Saturday, February 23, 2013

The Orthodox Church and Summorum Pontificum

Similarly, it must not be forgotten that from the beginning the Churches of the East have had a treasury from which the Western Church has drawn extensively in liturgical practice, spiritual tradition, and law. - Unitatis Redintegratio

A number of critics have argued that Benedict XVI's motu proprio Summorum Pontificum has created obstacles, as far as ecumenism is concerned. Is this true? Is the Tridentine Mass such a stumbling block? 

In the opinion of Cardinal Burke:  

"I wouldn't think that the Holy Father would be doing this simply as a strategy, but I do think it will be an effect of a restoration or in the 'reform of the reform' of the liturgy. It seems to me for the Eastern rites, and for those of the Orthodox Churches, the reform of the liturgy after the council and the concrete expression is so stripped of the transcendent, of the sacral elements, it is difficult for them to recognize its relationship with their Eucharistic Liturgies. It would be easier for them to see the unity, the oneness in the Eucharistic Sacrifice, by a rite of the Mass, just limiting ourselves now to talking about the Holy Mass, that it was richer in those dimensions — the elements of the transcendent — the symbols of the transcendent element of Christ — Christ in action in the Mass — the unbloody renewal of the Sacrifice of Calvary". 
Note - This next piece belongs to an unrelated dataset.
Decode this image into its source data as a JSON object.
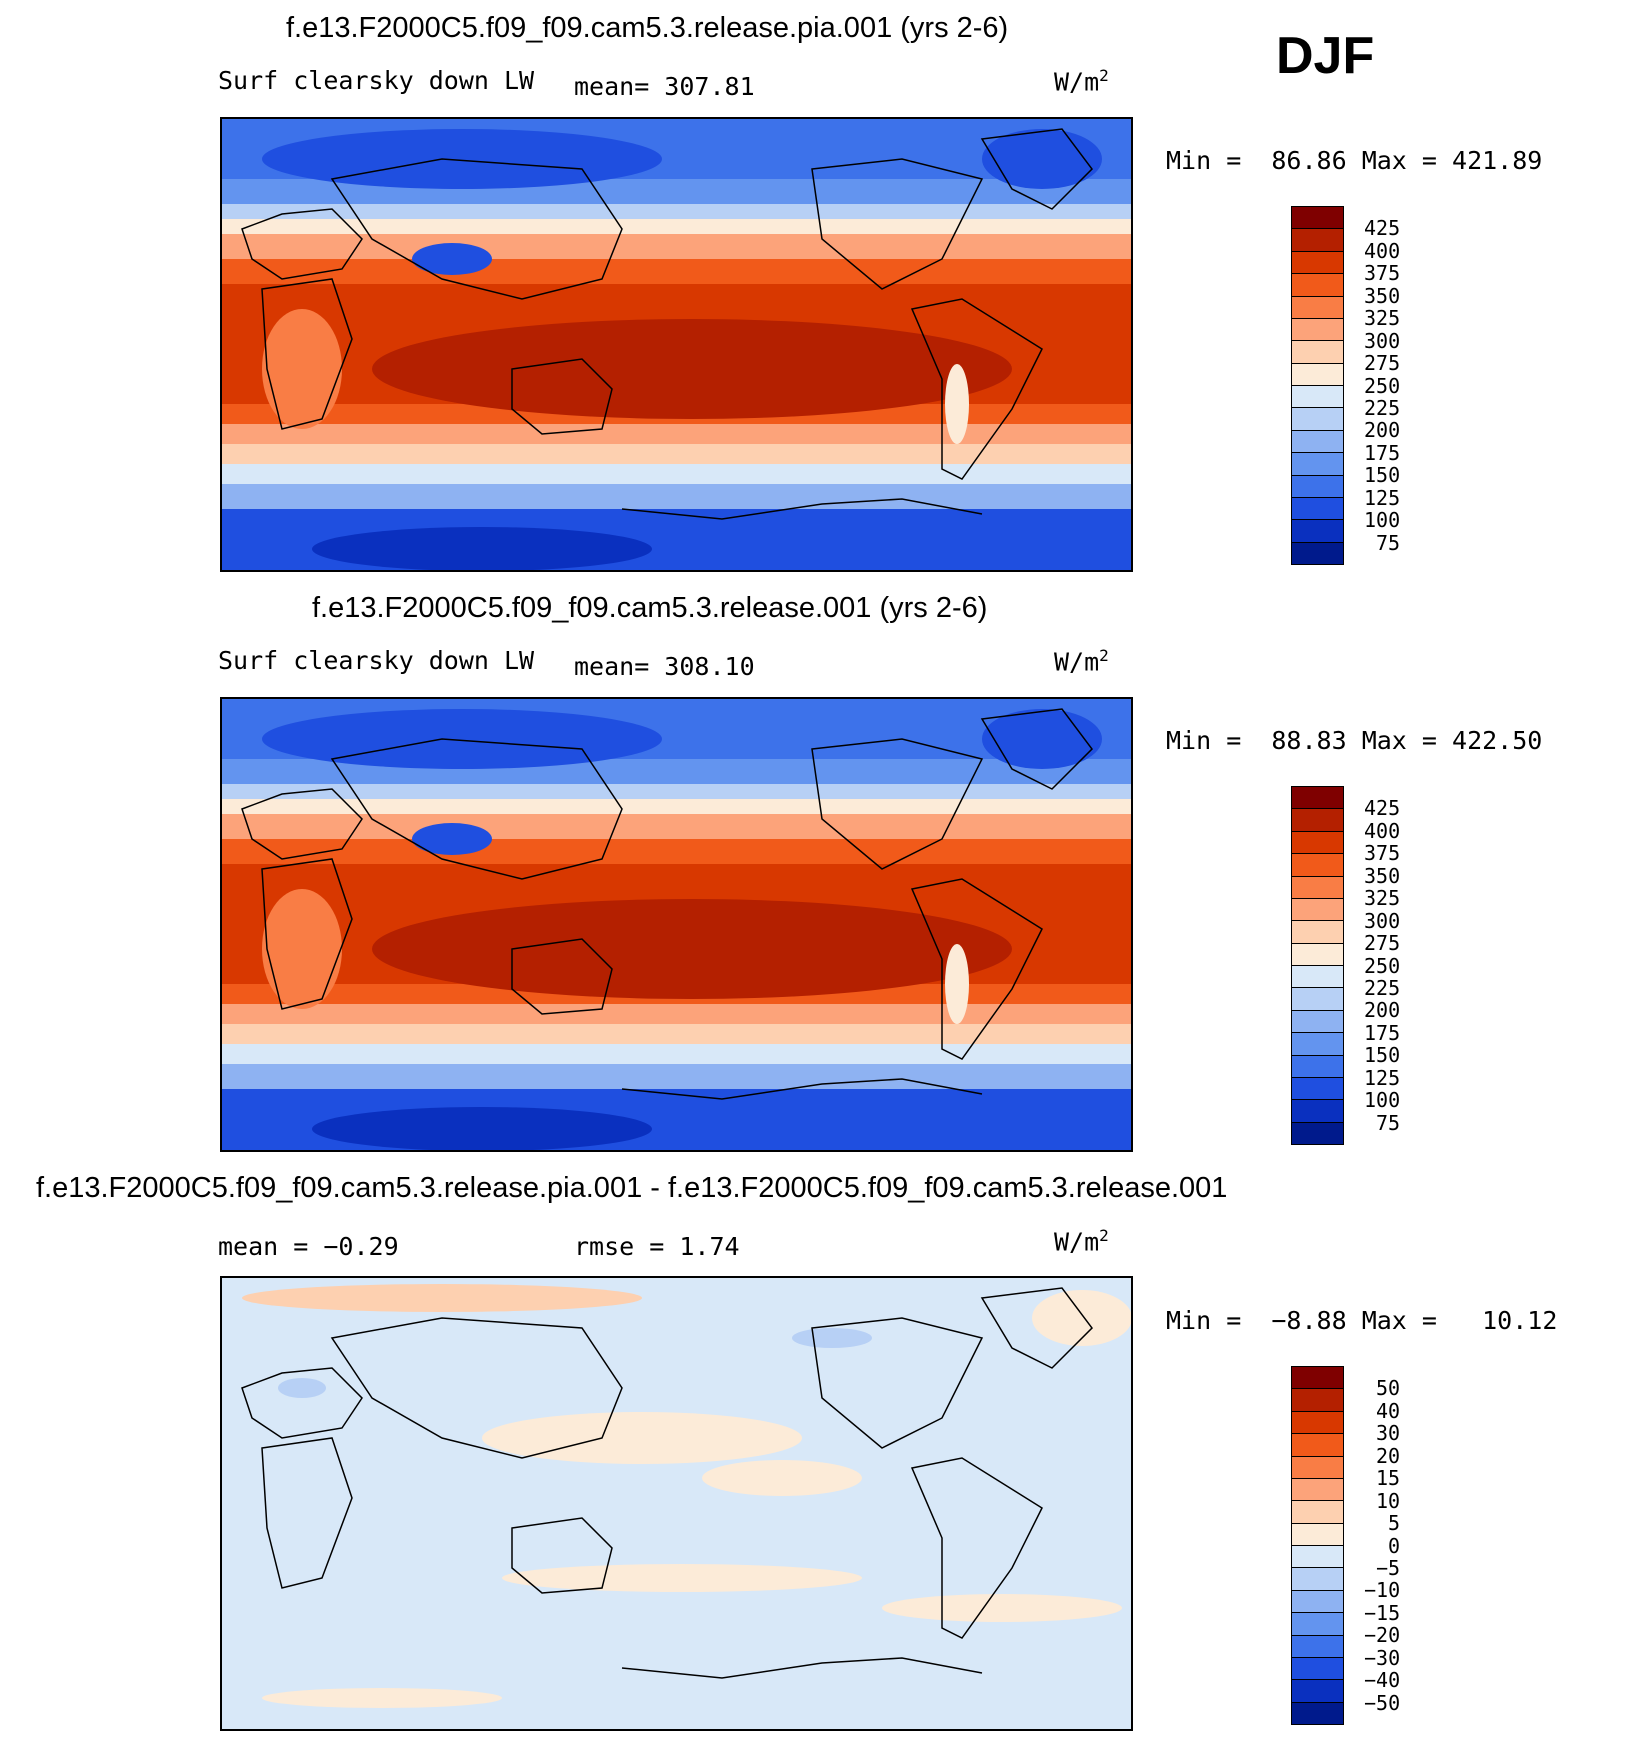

A few months before the promulgation of Summorum Pontificum, Eastern Orthodoxy's Patriarch Bartholomew I of Constantinople quoted the phrase lex orandi, lex credendi. This was on the occasion of Benedict XVI's visit to Istanbul in 2006. Bartholomew I argued that "in liturgy we are reminded of the need to reach unity in faith as well as in prayer".

An interesting episode occurred in the same period, when the French episcopate (with an open letter to Benedict XVI) urged the Pope not to issue Summorum Pontificum. Hearing this Bartholomew I of Constantinople supported the Pope, denounced the decay of Catholic liturgy and stressed that the Novus Ordo Missae had in fact hampered relations between the Western and the Eastern branches of Christianity.
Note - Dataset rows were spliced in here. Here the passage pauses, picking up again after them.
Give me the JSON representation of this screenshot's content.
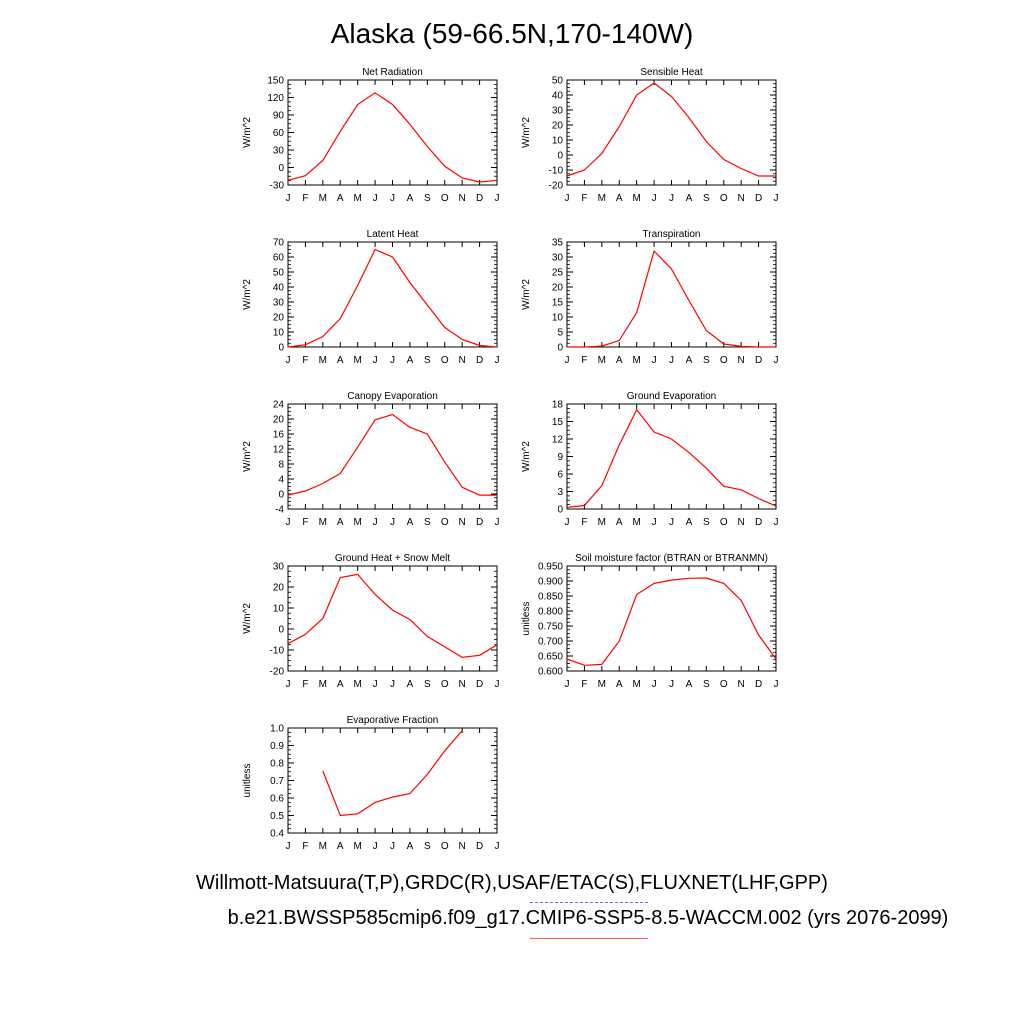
{
  "title": "Alaska (59-66.5N,170-140W)",
  "legend": {
    "obs_label": "Willmott-Matsuura(T,P),GRDC(R),USAF/ETAC(S),FLUXNET(LHF,GPP)",
    "model_label": "b.e21.BWSSP585cmip6.f09_g17.CMIP6-SSP5-8.5-WACCM.002 (yrs 2076-2099)",
    "obs_color": "#6b6bff",
    "model_color": "#ff0000"
  },
  "chart_data": [
    {
      "type": "line",
      "title": "Net Radiation",
      "ylabel": "W/m^2",
      "x": [
        "J",
        "F",
        "M",
        "A",
        "M",
        "J",
        "J",
        "A",
        "S",
        "O",
        "N",
        "D",
        "J"
      ],
      "ylim": [
        -30,
        150
      ],
      "yticks": [
        "150",
        "120",
        "90",
        "60",
        "30",
        "0",
        "-30"
      ],
      "series": [
        {
          "values": [
            -22,
            -14,
            12,
            62,
            108,
            128,
            108,
            74,
            36,
            2,
            -18,
            -25,
            -22
          ]
        }
      ]
    },
    {
      "type": "line",
      "title": "Sensible Heat",
      "ylabel": "W/m^2",
      "x": [
        "J",
        "F",
        "M",
        "A",
        "M",
        "J",
        "J",
        "A",
        "S",
        "O",
        "N",
        "D",
        "J"
      ],
      "ylim": [
        -20,
        50
      ],
      "yticks": [
        "50",
        "40",
        "30",
        "20",
        "10",
        "0",
        "-10",
        "-20"
      ],
      "series": [
        {
          "values": [
            -14,
            -10,
            1,
            19,
            40,
            48,
            39,
            25,
            9,
            -3,
            -9,
            -14,
            -14
          ]
        }
      ]
    },
    {
      "type": "line",
      "title": "Latent Heat",
      "ylabel": "W/m^2",
      "x": [
        "J",
        "F",
        "M",
        "A",
        "M",
        "J",
        "J",
        "A",
        "S",
        "O",
        "N",
        "D",
        "J"
      ],
      "ylim": [
        0,
        70
      ],
      "yticks": [
        "70",
        "60",
        "50",
        "40",
        "30",
        "20",
        "10",
        "0"
      ],
      "series": [
        {
          "values": [
            0,
            1.5,
            7,
            19,
            41,
            65,
            60,
            43,
            28,
            13,
            5,
            1,
            0
          ]
        }
      ]
    },
    {
      "type": "line",
      "title": "Transpiration",
      "ylabel": "W/m^2",
      "x": [
        "J",
        "F",
        "M",
        "A",
        "M",
        "J",
        "J",
        "A",
        "S",
        "O",
        "N",
        "D",
        "J"
      ],
      "ylim": [
        0,
        35
      ],
      "yticks": [
        "35",
        "30",
        "25",
        "20",
        "15",
        "10",
        "5",
        "0"
      ],
      "series": [
        {
          "values": [
            0,
            0,
            0.3,
            2.2,
            11.5,
            32,
            26,
            15.5,
            5.5,
            1,
            0.2,
            0,
            0
          ]
        }
      ]
    },
    {
      "type": "line",
      "title": "Canopy Evaporation",
      "ylabel": "W/m^2",
      "x": [
        "J",
        "F",
        "M",
        "A",
        "M",
        "J",
        "J",
        "A",
        "S",
        "O",
        "N",
        "D",
        "J"
      ],
      "ylim": [
        -4,
        24
      ],
      "yticks": [
        "24",
        "20",
        "16",
        "12",
        "8",
        "4",
        "0",
        "-4"
      ],
      "series": [
        {
          "values": [
            -0.3,
            0.8,
            2.8,
            5.5,
            12.5,
            19.8,
            21.2,
            17.8,
            16,
            8.5,
            1.8,
            -0.3,
            -0.3
          ]
        }
      ]
    },
    {
      "type": "line",
      "title": "Ground Evaporation",
      "ylabel": "W/m^2",
      "x": [
        "J",
        "F",
        "M",
        "A",
        "M",
        "J",
        "J",
        "A",
        "S",
        "O",
        "N",
        "D",
        "J"
      ],
      "ylim": [
        0,
        18
      ],
      "yticks": [
        "18",
        "15",
        "12",
        "9",
        "6",
        "3",
        "0"
      ],
      "series": [
        {
          "values": [
            0.3,
            0.6,
            4,
            11,
            17,
            13.2,
            12,
            9.7,
            7,
            3.9,
            3.3,
            1.8,
            0.5
          ]
        }
      ]
    },
    {
      "type": "line",
      "title": "Ground Heat + Snow Melt",
      "ylabel": "W/m^2",
      "x": [
        "J",
        "F",
        "M",
        "A",
        "M",
        "J",
        "J",
        "A",
        "S",
        "O",
        "N",
        "D",
        "J"
      ],
      "ylim": [
        -20,
        30
      ],
      "yticks": [
        "30",
        "20",
        "10",
        "0",
        "-10",
        "-20"
      ],
      "series": [
        {
          "values": [
            -7,
            -2.5,
            5,
            24.5,
            26,
            16.5,
            9,
            4.5,
            -3.5,
            -8.5,
            -13.5,
            -12.5,
            -7.5
          ]
        }
      ]
    },
    {
      "type": "line",
      "title": "Soil moisture factor (BTRAN or BTRANMN)",
      "ylabel": "unitless",
      "x": [
        "J",
        "F",
        "M",
        "A",
        "M",
        "J",
        "J",
        "A",
        "S",
        "O",
        "N",
        "D",
        "J"
      ],
      "ylim": [
        0.6,
        0.95
      ],
      "yticks": [
        "0.950",
        "0.900",
        "0.850",
        "0.800",
        "0.750",
        "0.700",
        "0.650",
        "0.600"
      ],
      "series": [
        {
          "values": [
            0.64,
            0.619,
            0.622,
            0.7,
            0.855,
            0.892,
            0.903,
            0.909,
            0.91,
            0.892,
            0.835,
            0.72,
            0.64
          ]
        }
      ]
    },
    {
      "type": "line",
      "title": "Evaporative Fraction",
      "ylabel": "unitless",
      "x": [
        "J",
        "F",
        "M",
        "A",
        "M",
        "J",
        "J",
        "A",
        "S",
        "O",
        "N",
        "D",
        "J"
      ],
      "ylim": [
        0.4,
        1.0
      ],
      "yticks": [
        "1.0",
        "0.9",
        "0.8",
        "0.7",
        "0.6",
        "0.5",
        "0.4"
      ],
      "series": [
        {
          "values": [
            null,
            null,
            0.755,
            0.5,
            0.51,
            0.575,
            0.605,
            0.625,
            0.735,
            0.87,
            0.985,
            null,
            null
          ]
        }
      ]
    }
  ]
}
The Orthodox in fact were disturbed not only by abuses in the post-Vatican II liturgy, but also by approved practices such as female altar servers, Mass 'facing the people' and Communion in the hand. The Tridentine liturgy therefore bodes well ecumenically, because these problematic practices are simply not standard features of the Classical Roman rite. 
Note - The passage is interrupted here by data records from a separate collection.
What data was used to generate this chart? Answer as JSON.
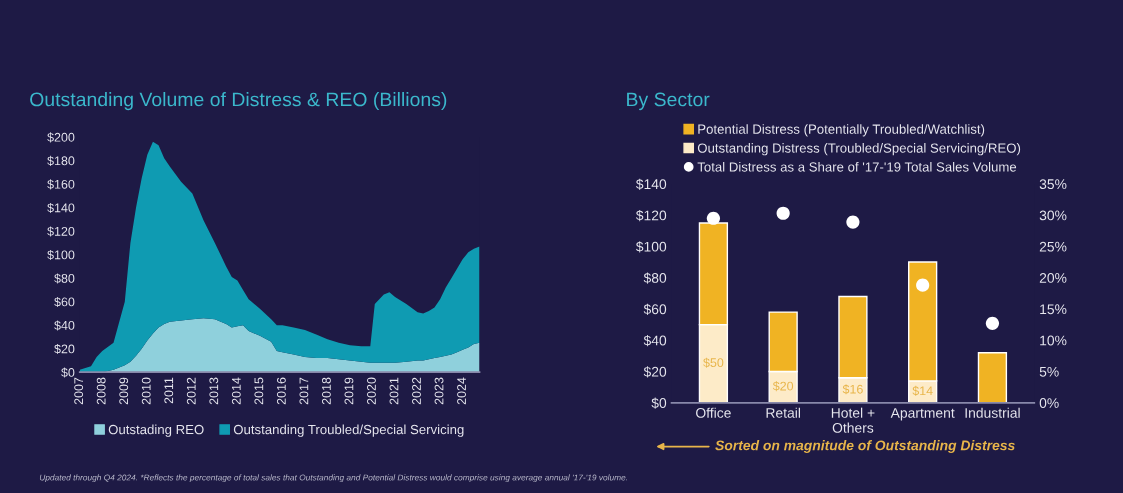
{
  "chart_data": [
    {
      "type": "area",
      "stacked": true,
      "title": "Outstanding Volume of Distress & REO (Billions)",
      "x": [
        2007,
        2007.5,
        2007.75,
        2008,
        2008.5,
        2009,
        2009.25,
        2009.5,
        2009.75,
        2010,
        2010.25,
        2010.5,
        2010.75,
        2011,
        2011.5,
        2012,
        2012.5,
        2013,
        2013.5,
        2013.75,
        2014,
        2014.25,
        2014.5,
        2015,
        2015.5,
        2015.75,
        2016,
        2016.5,
        2017,
        2017.5,
        2018,
        2018.5,
        2019,
        2019.5,
        2019.9,
        2020.1,
        2020.5,
        2020.75,
        2021,
        2021.5,
        2022,
        2022.25,
        2022.5,
        2022.75,
        2023,
        2023.25,
        2023.5,
        2023.75,
        2024,
        2024.25,
        2024.5,
        2024.75
      ],
      "series": [
        {
          "name": "Outstading REO",
          "color": "#8fd0dc",
          "values": [
            0,
            0,
            0,
            0,
            2,
            6,
            9,
            14,
            20,
            27,
            33,
            38,
            41,
            43,
            44,
            45,
            46,
            45,
            41,
            38,
            39,
            40,
            35,
            31,
            26,
            18,
            17,
            15,
            13,
            12,
            12,
            11,
            10,
            9,
            8,
            8,
            8,
            8,
            8,
            9,
            10,
            10,
            11,
            12,
            13,
            14,
            15,
            17,
            19,
            21,
            24,
            25
          ]
        },
        {
          "name": "Outstanding Troubled/Special Servicing",
          "color": "#0f9bb2",
          "values": [
            2,
            5,
            13,
            18,
            23,
            54,
            101,
            126,
            145,
            158,
            163,
            155,
            141,
            132,
            118,
            107,
            83,
            65,
            49,
            43,
            39,
            30,
            27,
            23,
            19,
            22,
            23,
            23,
            23,
            20,
            16,
            14,
            13,
            13,
            14,
            50,
            58,
            60,
            56,
            49,
            41,
            40,
            41,
            43,
            49,
            58,
            65,
            71,
            77,
            81,
            81,
            82
          ]
        }
      ],
      "xlim": [
        2007,
        2024.75
      ],
      "xticks": [
        2007,
        2008,
        2009,
        2010,
        2011,
        2012,
        2013,
        2014,
        2015,
        2016,
        2017,
        2018,
        2019,
        2020,
        2021,
        2022,
        2023,
        2024
      ],
      "ylim": [
        0,
        200
      ],
      "yticks": [
        {
          "value": 0,
          "label": "$0"
        },
        {
          "value": 20,
          "label": "$20"
        },
        {
          "value": 40,
          "label": "$40"
        },
        {
          "value": 60,
          "label": "$60"
        },
        {
          "value": 80,
          "label": "$80"
        },
        {
          "value": 100,
          "label": "$100"
        },
        {
          "value": 120,
          "label": "$120"
        },
        {
          "value": 140,
          "label": "$140"
        },
        {
          "value": 160,
          "label": "$160"
        },
        {
          "value": 180,
          "label": "$180"
        },
        {
          "value": 200,
          "label": "$200"
        }
      ],
      "legend": "bottom",
      "grid": false,
      "annotations": [
        "Updated through Q4 2024. *Reflects the percentage of total sales that Outstanding and Potential Distress would comprise using average annual '17-'19 volume."
      ]
    },
    {
      "type": "bar",
      "stacked": true,
      "title": "By Sector",
      "categories": [
        "Office",
        "Retail",
        "Hotel +\nOthers",
        "Apartment",
        "Industrial"
      ],
      "series": [
        {
          "name": "Outstanding Distress (Troubled/Special Servicing/REO)",
          "color": "#fdebc8",
          "values": [
            50,
            20,
            16,
            14,
            null
          ],
          "value_labels": [
            "$50",
            "$20",
            "$16",
            "$14",
            null
          ]
        },
        {
          "name": "Potential Distress (Potentially Troubled/Watchlist)",
          "color": "#f0b323",
          "values": [
            65,
            38,
            52,
            76,
            32
          ]
        },
        {
          "name": "Total Distress as a Share of '17-'19 Total Sales Volume",
          "type": "scatter",
          "axis": "y2",
          "marker": "circle",
          "color": "#ffffff",
          "x": [
            "Office",
            "Retail",
            "Hotel +\nOthers",
            "Apartment",
            "Industrial"
          ],
          "values": [
            29.5,
            30.3,
            28.9,
            18.8,
            12.7
          ]
        }
      ],
      "ylim": [
        0,
        140
      ],
      "yticks": [
        {
          "value": 0,
          "label": "$0"
        },
        {
          "value": 20,
          "label": "$20"
        },
        {
          "value": 40,
          "label": "$40"
        },
        {
          "value": 60,
          "label": "$60"
        },
        {
          "value": 80,
          "label": "$80"
        },
        {
          "value": 100,
          "label": "$100"
        },
        {
          "value": 120,
          "label": "$120"
        },
        {
          "value": 140,
          "label": "$140"
        }
      ],
      "y2lim": [
        0,
        35
      ],
      "y2ticks": [
        {
          "value": 0,
          "label": "0%"
        },
        {
          "value": 5,
          "label": "5%"
        },
        {
          "value": 10,
          "label": "10%"
        },
        {
          "value": 15,
          "label": "15%"
        },
        {
          "value": 20,
          "label": "20%"
        },
        {
          "value": 25,
          "label": "25%"
        },
        {
          "value": 30,
          "label": "30%"
        },
        {
          "value": 35,
          "label": "35%"
        }
      ],
      "legend": "top",
      "grid": false,
      "annotations": [
        "Sorted on magnitude of Outstanding Distress"
      ]
    }
  ]
}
Bartholomew I later on declared that with Summorum Pontificum ​​a huge step forward in reconciliation had been made.

It appears therefore that the Pope's intention to make it easier for the laity to have Mass in the Extraordinary Form was also intended to help prepare the reunion of the two great divided branches of Christianity: Catholicism and Orthodoxy. The Orthodox interpreted Summorum Pontificum as evidence of a renewed seriousness in the Roman Catholic Church of lex orandi, lex credendi.

During the pontificate that is in its final days, Pope Benedict XVI tried ceaselessly to teach that the Catholic tradition has not been lost, that it remains to be discovered and lived. How this will all work out, under the soon-to-be-elected Pope, is yet to be seen.